In 26 November 2008 Mol Ecol researchers from University of British Columbia report on a meeting of 1200 plant specialists, entitled “Botany without Borders”, held on the campus in July 2008, which brought together the annual meetings of Botanical Society of America, the Canadian Botanical Association/L’Association Botanique du Canada, American Fern Society, and American Society of Plant Taxonomists. According to authors Kane and Cronk, DNA barcoding was a recurring theme of presentations and posters.
Plants continue to challenge a standardized approach to species identification using short DNA sequences from a uniform location on the genome, aka DNA barcoding. Genetic divergences among lineages make it difficult to design broad-range primers that amplify a desired target region across the diversity of plants and, at the same time, sequence differences among closely-related plant species are generally an order of magnitude fewer than those among animals, with the result that short sequences are often inadequate to assign specimens to species. Looking beyond these difficulties, the potential societal and scientific value of a standardized genetic identification method for plants is enormous. For one example cited in the meeting report, wild nutmeg trees of the genus Compsoneura can be identified by examining the tiny flowers on male trees, but trees are usually not in flower and female trees always lack these distinguishing characters. (It is remarkable that something as large as a tree can sometimes not be identified even by specialists!) In one study (Newmaster, Mol Ecol Notes 2007), a DNA barcoding approach using 2 short plastid sequences enabled identification of 94.7% of samples to species, compared to 40% using field characters. A standardized DNA-based approach should be a big boost to soil science by enabling the underground parts of plants, ie roots, to be readily named (Ridgway, BMC Ecol 2003).

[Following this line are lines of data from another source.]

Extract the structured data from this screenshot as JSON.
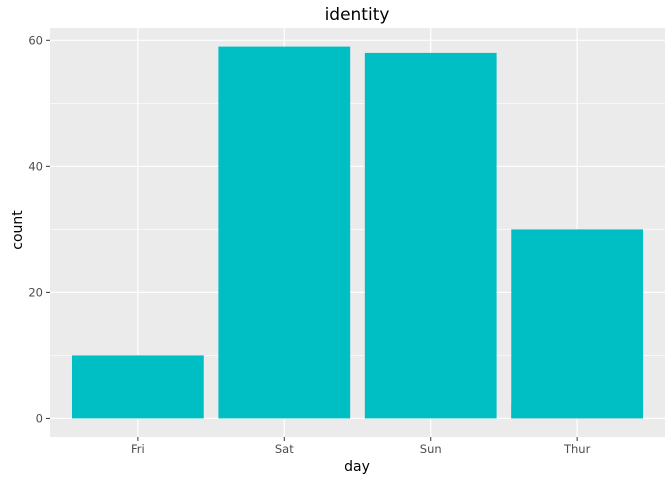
{
  "chart_data": {
    "type": "bar",
    "title": "identity",
    "xlabel": "day",
    "ylabel": "count",
    "categories": [
      "Fri",
      "Sat",
      "Sun",
      "Thur"
    ],
    "series": [
      {
        "values": [
          0,
          0,
          0,
          2
        ],
        "color": "#F8766D"
      },
      {
        "values": [
          10,
          59,
          58,
          30
        ],
        "color": "#00BFC4"
      }
    ],
    "stacking": "overlay",
    "ylim": [
      -2.95,
      61.95
    ],
    "yticks": [
      0,
      20,
      40,
      60
    ],
    "grid": true,
    "legend": "none",
    "panel_color": "#EBEBEB"
  }
}
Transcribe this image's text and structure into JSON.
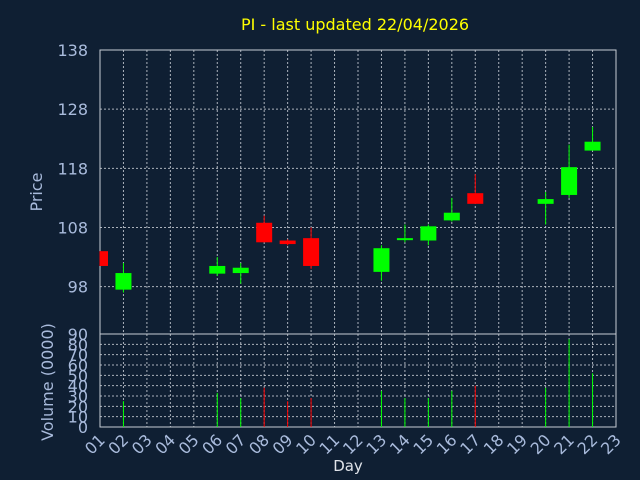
{
  "chart_data": [
    {
      "type": "candlestick",
      "title": "PI - last updated 22/04/2026",
      "ylabel": "Price",
      "ylim": [
        90,
        138
      ],
      "yticks": [
        138,
        128,
        118,
        108,
        98,
        90
      ],
      "grid": true,
      "colors": {
        "up": "#00ff00",
        "down": "#ff0000"
      },
      "candles": [
        {
          "day": "01",
          "open": 104.0,
          "close": 101.5,
          "high": 104.0,
          "low": 101.5
        },
        {
          "day": "02",
          "open": 97.5,
          "close": 100.3,
          "high": 102.0,
          "low": 97.0
        },
        {
          "day": "06",
          "open": 100.2,
          "close": 101.5,
          "high": 103.0,
          "low": 99.8
        },
        {
          "day": "07",
          "open": 100.3,
          "close": 101.2,
          "high": 102.0,
          "low": 98.5
        },
        {
          "day": "08",
          "open": 108.8,
          "close": 105.5,
          "high": 110.0,
          "low": 105.5
        },
        {
          "day": "09",
          "open": 105.8,
          "close": 105.2,
          "high": 106.0,
          "low": 105.0
        },
        {
          "day": "10",
          "open": 106.2,
          "close": 101.5,
          "high": 108.0,
          "low": 101.0
        },
        {
          "day": "13",
          "open": 100.5,
          "close": 104.5,
          "high": 105.0,
          "low": 99.0
        },
        {
          "day": "14",
          "open": 105.9,
          "close": 106.2,
          "high": 108.5,
          "low": 105.5
        },
        {
          "day": "15",
          "open": 105.8,
          "close": 108.2,
          "high": 108.5,
          "low": 105.0
        },
        {
          "day": "16",
          "open": 109.2,
          "close": 110.5,
          "high": 113.0,
          "low": 109.0
        },
        {
          "day": "17",
          "open": 113.8,
          "close": 112.0,
          "high": 117.0,
          "low": 112.0
        },
        {
          "day": "20",
          "open": 112.0,
          "close": 112.8,
          "high": 114.0,
          "low": 108.5
        },
        {
          "day": "21",
          "open": 113.5,
          "close": 118.2,
          "high": 122.0,
          "low": 113.0
        },
        {
          "day": "22",
          "open": 121.0,
          "close": 122.5,
          "high": 125.0,
          "low": 121.0
        }
      ]
    },
    {
      "type": "bar",
      "ylabel": "Volume (0000)",
      "ylim": [
        0,
        90
      ],
      "yticks": [
        0,
        10,
        20,
        30,
        40,
        50,
        60,
        70,
        80,
        90
      ],
      "xlabel": "Day",
      "categories": [
        "01",
        "02",
        "03",
        "04",
        "05",
        "06",
        "07",
        "08",
        "09",
        "10",
        "11",
        "12",
        "13",
        "14",
        "15",
        "16",
        "17",
        "18",
        "19",
        "20",
        "21",
        "22",
        "23"
      ],
      "values": [
        0,
        25,
        0,
        0,
        0,
        33,
        28,
        38,
        25,
        28,
        0,
        0,
        35,
        28,
        28,
        35,
        40,
        0,
        0,
        38,
        85,
        52,
        0
      ],
      "bar_colors": [
        "none",
        "up",
        "none",
        "none",
        "none",
        "up",
        "up",
        "down",
        "down",
        "down",
        "none",
        "none",
        "up",
        "up",
        "up",
        "up",
        "down",
        "none",
        "none",
        "up",
        "up",
        "up",
        "none"
      ],
      "grid": true
    }
  ]
}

The authors conclude “DNA barcoding in plants is clearly here to stay and there is consequently an urgent need to rise to the scientific challenges it presents.” Some of those scientific challenges are explored in November 2008 Taxon by researchers from National Museum of Natural History, Washington, D.C., and National Center for Biotechnology Information, Bethesda, Maryland. Erickson and colleagues lay out a set of standard approaches to quantifying DNA barcoding success in plants.
The authors state “PCR amplification must be the primary criterion for selecting a DNA barcode,” i.e. the chosen region should have the best rate of successful amplification across the diversity of plants. They suggest 90% or greater rate of recovery as a guideline. Second, they suggest each or any additional markers should improve PCR success by reducing the number of non-recovered PCRs by 50% and improve identification by at least 10%, using a parameter they call “probability of correct identification (PCI),” which is defined pretty much as it sounds. Applying this statistic to existing plant studies indicates the best results are with 2 plastid barcodes in which case PCI approaches an average of 90%, which of course includes much lower rates among some groups. Nonetheless, in local flora successful identification to species level may often approach 100%, because closely-related congeneric species are not present. The effort to establish a standardized genetic library of DNA barcodes for world’s plants is moving ahead.